We have to remember that we are dealing with vulnerable adults and those authorities who have the individual, their needs and the types of challenges they face at the heart of their process are more likely, in my view, to survive scrutiny of claimant solicitors and judges.
I would hope that the authorities are not relying on the fact that it is unlikely that P (the person deprived of their liberty) will bring claims for such breaches, because if there is a technical breach that has caused P harm, or put them in a position of disadvantage by comparison, then lawyers will bring claims on their behalf, so long as it is justified, proportionate and appropriate to do so. If we are spending public money, or P’s money, in bringing claims for unlawful deprivation of liberty caused by technical breaches, then we need to be pretty certain that it is likely to succeed.
The cases in respect of breaches of Article 5(4) are tricky to pursue in terms of funding. Liability is often easy and if an application hasn’t been brought to the court when P is very clear that he or she wants to challenge it within six months of the initial authorisation, then damages are likely to be in the region of £5,000. But pursuing a damages claim using legal aid is not of any benefit to the client, as the statutory charge will eat up any award and it is difficult to agree funding for such claims when P is responsible for fees, but lacks capacity to litigate.
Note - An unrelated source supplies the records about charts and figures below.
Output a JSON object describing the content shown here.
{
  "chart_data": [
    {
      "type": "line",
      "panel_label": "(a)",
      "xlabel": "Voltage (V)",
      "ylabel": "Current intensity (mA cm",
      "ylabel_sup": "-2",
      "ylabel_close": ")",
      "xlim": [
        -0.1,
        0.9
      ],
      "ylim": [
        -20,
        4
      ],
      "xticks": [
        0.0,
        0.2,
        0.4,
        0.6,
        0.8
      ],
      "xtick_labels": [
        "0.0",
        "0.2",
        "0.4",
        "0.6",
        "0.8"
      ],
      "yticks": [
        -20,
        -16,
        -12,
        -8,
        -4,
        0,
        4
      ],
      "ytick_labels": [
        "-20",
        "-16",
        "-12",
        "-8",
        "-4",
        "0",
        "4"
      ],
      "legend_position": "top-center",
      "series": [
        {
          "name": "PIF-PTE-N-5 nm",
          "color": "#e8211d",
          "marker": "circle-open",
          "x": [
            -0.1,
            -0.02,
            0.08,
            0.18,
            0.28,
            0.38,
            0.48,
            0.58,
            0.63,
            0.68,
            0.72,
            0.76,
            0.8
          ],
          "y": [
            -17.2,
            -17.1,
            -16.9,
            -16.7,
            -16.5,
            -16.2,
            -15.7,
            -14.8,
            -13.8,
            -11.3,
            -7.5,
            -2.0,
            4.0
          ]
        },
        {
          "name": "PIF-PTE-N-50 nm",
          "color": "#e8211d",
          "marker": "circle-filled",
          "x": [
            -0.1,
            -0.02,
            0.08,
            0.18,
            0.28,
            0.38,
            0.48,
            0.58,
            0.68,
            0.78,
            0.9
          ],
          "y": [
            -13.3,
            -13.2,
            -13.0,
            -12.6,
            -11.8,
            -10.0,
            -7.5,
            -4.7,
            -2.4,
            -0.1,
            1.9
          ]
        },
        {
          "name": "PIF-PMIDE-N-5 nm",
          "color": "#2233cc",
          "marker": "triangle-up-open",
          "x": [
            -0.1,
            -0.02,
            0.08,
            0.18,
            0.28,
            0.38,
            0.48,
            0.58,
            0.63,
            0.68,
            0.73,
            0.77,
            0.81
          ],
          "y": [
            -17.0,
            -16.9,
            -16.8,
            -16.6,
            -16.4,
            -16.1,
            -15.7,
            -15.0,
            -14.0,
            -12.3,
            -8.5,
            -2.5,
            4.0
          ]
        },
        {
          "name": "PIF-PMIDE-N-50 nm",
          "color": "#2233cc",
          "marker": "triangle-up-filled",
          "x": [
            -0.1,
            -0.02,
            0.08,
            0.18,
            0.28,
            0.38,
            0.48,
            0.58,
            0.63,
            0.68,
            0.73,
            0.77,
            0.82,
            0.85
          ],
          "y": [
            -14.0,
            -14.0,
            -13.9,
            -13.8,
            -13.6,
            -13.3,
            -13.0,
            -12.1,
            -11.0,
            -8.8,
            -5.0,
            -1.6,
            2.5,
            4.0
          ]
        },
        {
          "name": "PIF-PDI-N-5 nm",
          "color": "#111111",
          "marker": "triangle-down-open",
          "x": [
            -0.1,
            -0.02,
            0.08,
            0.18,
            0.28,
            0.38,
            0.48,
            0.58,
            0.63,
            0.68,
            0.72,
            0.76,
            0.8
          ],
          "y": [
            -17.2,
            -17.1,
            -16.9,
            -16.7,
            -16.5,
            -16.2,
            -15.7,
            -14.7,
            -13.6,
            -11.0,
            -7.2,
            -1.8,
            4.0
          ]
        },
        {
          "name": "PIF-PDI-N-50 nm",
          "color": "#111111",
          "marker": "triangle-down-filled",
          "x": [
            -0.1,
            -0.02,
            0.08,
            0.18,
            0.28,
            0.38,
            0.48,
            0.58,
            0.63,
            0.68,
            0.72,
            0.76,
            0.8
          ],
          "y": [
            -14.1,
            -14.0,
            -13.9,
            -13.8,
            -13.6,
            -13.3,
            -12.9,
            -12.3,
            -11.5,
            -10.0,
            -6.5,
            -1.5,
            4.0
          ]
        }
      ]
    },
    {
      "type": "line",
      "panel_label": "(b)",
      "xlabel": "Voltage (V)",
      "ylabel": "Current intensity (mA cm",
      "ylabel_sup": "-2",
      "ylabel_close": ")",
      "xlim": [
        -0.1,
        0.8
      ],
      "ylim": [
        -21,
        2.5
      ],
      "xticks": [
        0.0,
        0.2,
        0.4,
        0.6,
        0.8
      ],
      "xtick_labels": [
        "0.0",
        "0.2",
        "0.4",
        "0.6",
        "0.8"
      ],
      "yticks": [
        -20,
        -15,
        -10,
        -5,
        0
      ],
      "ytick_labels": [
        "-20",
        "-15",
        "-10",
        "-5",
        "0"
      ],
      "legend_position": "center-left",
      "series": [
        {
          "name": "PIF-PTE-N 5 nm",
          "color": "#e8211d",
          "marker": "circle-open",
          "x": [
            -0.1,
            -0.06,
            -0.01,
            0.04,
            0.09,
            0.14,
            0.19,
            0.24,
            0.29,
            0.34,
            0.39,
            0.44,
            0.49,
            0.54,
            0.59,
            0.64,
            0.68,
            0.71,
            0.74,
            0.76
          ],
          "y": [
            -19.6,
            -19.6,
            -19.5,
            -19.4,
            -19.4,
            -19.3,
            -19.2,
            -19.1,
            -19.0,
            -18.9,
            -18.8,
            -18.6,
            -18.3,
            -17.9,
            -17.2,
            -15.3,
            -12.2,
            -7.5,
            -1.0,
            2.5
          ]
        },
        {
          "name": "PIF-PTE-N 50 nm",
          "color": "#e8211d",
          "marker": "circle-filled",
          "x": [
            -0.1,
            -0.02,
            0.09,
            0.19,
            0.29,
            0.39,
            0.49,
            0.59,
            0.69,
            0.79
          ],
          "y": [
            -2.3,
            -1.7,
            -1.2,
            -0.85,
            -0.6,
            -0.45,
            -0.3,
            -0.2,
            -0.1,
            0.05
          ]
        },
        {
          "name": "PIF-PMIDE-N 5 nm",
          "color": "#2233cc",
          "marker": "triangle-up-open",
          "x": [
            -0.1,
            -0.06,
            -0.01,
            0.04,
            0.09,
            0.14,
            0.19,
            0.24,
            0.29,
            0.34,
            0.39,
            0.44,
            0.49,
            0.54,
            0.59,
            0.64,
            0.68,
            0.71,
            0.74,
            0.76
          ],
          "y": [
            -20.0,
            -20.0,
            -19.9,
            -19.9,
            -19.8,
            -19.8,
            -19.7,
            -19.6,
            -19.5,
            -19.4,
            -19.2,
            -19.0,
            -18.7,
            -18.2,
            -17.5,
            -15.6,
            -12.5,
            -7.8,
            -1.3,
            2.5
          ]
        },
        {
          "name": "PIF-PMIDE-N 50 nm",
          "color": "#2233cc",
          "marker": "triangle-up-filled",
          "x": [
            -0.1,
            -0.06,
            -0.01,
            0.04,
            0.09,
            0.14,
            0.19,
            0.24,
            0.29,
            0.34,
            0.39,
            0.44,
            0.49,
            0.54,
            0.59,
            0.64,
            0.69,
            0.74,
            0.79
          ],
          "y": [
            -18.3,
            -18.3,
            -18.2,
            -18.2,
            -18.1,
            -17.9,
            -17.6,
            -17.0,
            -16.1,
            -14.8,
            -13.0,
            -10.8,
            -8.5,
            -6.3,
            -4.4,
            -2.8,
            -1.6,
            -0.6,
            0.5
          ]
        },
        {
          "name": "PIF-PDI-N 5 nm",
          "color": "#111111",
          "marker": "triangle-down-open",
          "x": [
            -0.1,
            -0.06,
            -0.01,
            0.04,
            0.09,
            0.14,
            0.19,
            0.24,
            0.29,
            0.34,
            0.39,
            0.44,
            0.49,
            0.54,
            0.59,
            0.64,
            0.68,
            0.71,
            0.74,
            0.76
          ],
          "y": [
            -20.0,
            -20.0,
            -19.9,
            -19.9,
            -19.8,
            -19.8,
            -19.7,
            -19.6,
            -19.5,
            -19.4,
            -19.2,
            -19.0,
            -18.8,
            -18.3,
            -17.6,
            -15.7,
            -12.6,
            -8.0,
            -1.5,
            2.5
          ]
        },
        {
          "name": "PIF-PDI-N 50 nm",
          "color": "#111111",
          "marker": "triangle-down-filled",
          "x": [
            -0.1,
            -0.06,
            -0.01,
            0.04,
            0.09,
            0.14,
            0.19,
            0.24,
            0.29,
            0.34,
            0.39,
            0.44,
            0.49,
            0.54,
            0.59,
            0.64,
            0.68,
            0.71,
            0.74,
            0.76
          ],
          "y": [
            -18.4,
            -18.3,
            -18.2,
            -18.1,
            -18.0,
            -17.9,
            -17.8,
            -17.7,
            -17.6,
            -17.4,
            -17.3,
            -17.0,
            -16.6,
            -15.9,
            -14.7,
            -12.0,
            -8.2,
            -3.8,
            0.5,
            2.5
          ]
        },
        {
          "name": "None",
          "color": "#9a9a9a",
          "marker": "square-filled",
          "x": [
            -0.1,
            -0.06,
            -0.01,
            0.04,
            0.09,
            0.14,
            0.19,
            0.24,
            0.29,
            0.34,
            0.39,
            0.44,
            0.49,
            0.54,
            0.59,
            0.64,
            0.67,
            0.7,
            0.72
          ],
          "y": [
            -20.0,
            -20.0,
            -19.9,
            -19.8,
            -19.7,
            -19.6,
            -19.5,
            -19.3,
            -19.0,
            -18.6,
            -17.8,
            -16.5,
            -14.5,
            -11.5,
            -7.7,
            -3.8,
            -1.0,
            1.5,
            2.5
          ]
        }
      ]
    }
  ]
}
I think the same might be true in looking at breaches of timescales. It will have to be a very clear breach by a local authority that really has just got it very wrong and not applied the Mental Capacity Act at all in order for any claim to be justified, proportionate and in P’s best interests. So sadly, I have a feeling that unlawful breaches will continue. But this shouldn’t give the authorities carte blanche to stop using best efforts to reduce the timescales.
How long this can go on for before claimant solicitors acting for P and family members will say ‘enough is enough’ will very much depend on how long the levels of applications remain unmanageable, and again will come down to the individual facts of each case.
The benefit of this judgment is most definitely to P, and authorities will have to be provided with more funding and resources to ensure that it does not end up being a toothless sentiment. The judgment gives adults who lack capacity to consent to their living and care arrangements a forum to have their voice heard and must be adapted into working practices of public bodies who commission care.
I am not convinced that authorities should be criticised for technical breaches of timescales when they can justify that they have thought about each individual and where their set of circumstances might lie in a priority list.